União das Sociedades Espíritas
Intermunicipal de Piracicaba

Pesquisa por Casas Espíritas Afiliadas

Chico Xavier - O rapaz alcoólatra

Chico Xavier - O rapaz alcoólatra“Nós estávamos encostados na porta que dá para o gabinete de receitas. Chico ia atendendo o povo e conversando conosco nos intervalos ou no espaço que mediava entre uma e outra pessoa. Às vezes contava uma história para ilustrar a oportunidade.

– Sabe, Ranieri – dizia ele – quando eu trabalhava no Centro com José Xavier, ia lá um rapaz que bebia muito, mas que desejava deixar de beber. Falou-nos. Começamos a orar e pedir por ele. O rapaz enchia-se de boa vontade e durante a reunião ansiava se libertar, mas saía dali e tornava a beber. Nós insistíamos nas orações.

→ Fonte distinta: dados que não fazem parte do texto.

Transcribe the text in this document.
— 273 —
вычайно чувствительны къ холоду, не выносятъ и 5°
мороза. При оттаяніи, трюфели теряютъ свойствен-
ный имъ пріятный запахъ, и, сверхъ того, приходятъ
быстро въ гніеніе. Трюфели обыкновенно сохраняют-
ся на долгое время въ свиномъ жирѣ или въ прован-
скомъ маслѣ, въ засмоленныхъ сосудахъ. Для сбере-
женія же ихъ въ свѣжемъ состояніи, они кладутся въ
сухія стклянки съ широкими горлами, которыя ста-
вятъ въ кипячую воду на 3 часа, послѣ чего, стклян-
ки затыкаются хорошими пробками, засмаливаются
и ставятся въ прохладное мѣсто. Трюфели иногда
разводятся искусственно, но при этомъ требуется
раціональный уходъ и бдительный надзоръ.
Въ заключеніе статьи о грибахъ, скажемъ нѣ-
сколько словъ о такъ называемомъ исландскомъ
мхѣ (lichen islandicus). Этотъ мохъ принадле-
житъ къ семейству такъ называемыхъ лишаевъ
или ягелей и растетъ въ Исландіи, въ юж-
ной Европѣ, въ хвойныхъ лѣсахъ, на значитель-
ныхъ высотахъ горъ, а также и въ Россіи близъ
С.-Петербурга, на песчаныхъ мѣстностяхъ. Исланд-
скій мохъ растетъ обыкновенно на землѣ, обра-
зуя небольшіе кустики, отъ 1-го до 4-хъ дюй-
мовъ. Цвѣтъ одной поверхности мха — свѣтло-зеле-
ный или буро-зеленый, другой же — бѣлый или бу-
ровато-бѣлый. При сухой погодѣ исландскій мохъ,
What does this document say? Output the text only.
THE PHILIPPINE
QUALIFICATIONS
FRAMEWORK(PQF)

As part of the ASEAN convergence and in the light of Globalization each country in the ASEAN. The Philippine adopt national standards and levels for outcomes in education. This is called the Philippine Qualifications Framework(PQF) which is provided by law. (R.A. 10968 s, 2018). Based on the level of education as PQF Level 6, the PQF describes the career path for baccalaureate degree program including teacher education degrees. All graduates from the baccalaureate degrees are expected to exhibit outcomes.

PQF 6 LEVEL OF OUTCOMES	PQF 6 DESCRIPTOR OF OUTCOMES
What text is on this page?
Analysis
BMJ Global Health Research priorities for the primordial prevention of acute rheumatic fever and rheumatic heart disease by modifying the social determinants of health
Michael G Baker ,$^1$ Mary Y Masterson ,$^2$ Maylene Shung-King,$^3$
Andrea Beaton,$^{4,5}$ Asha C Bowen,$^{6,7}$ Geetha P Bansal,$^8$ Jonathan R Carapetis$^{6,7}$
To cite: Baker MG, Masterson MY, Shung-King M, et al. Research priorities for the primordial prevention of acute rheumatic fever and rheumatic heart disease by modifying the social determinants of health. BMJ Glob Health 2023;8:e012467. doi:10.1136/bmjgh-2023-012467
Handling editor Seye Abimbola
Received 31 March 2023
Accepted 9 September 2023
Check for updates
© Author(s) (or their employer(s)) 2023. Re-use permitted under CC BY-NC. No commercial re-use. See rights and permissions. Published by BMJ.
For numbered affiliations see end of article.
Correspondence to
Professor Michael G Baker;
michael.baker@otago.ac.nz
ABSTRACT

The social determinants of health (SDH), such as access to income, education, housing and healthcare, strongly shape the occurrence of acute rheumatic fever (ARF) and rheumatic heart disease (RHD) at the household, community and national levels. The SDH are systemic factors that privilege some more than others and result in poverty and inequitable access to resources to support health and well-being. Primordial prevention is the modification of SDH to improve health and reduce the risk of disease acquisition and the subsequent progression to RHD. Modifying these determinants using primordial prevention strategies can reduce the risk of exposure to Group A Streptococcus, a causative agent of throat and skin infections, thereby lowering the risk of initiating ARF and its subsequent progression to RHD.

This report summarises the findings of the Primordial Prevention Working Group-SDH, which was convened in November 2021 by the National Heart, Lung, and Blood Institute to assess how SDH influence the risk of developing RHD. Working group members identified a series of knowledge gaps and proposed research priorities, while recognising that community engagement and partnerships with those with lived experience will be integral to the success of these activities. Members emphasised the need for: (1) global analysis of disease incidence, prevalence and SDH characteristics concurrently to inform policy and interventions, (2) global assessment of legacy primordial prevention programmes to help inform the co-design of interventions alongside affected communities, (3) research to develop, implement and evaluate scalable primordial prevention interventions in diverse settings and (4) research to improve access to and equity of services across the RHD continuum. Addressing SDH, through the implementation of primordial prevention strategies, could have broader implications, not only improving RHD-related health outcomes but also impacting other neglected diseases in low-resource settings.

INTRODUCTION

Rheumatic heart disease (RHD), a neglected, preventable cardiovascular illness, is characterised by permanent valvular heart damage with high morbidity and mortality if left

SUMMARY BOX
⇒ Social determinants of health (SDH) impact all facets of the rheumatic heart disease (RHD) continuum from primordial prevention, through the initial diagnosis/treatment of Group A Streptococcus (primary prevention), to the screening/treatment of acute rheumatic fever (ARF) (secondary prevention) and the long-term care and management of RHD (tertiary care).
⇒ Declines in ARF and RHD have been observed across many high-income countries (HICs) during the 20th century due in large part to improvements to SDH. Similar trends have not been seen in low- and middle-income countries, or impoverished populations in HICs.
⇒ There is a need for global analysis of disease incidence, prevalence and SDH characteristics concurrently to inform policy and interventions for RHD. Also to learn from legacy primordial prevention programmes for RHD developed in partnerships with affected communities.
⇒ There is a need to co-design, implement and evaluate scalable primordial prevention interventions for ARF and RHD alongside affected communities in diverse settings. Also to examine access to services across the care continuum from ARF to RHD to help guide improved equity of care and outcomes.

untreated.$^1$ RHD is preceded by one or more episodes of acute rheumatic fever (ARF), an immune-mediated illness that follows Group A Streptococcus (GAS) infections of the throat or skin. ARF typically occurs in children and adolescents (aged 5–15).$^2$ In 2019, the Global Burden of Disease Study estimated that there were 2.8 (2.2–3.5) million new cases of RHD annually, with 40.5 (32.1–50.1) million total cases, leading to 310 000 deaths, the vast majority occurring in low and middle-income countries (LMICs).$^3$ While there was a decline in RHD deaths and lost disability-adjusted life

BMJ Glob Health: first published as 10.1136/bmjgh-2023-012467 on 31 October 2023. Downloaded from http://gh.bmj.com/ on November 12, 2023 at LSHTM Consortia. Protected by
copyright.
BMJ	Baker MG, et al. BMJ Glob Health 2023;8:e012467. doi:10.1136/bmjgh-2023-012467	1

Um dia, Emmanuel me disse: ‘Você, Chico, vai acompanhá-lo quando sair daqui e verá o que ocorre com ele’. Assim fiz. Dilatou-se-me a vidência e passei não só a acompanhá-lo no plano físico como também a vê-lo no campo espiritual. Assim que saiu, na porta do Centro esperavam-no quatro entidades inferiores que logo o envolveram e o conduziram para um bar. Enquanto um lhe fazia companhia dentro do bar e absorvia-lhe aspirando a pinga que ele ia bebendo, os outros três montavam guarda. Ele bebia. O primeiro foi lá como dissemos e aspirou toda a bebida. Depois aquele saiu, e foi o segundo. Ele bebeu mais e o segundo absorveu a bebida. Saiu este e foi o terceiro e depois o quarto. Enquanto bebia, os outros três impediam que um quinto Espírito que se aproximara também bebesse com ele. O rapaz era propriedade dos quatro Espíritos, era deles, pertencia-lhes. Tratava-se de um processo obsessivo (livro “O Prisioneiro de Cristo”, de R. A. Ranieri.)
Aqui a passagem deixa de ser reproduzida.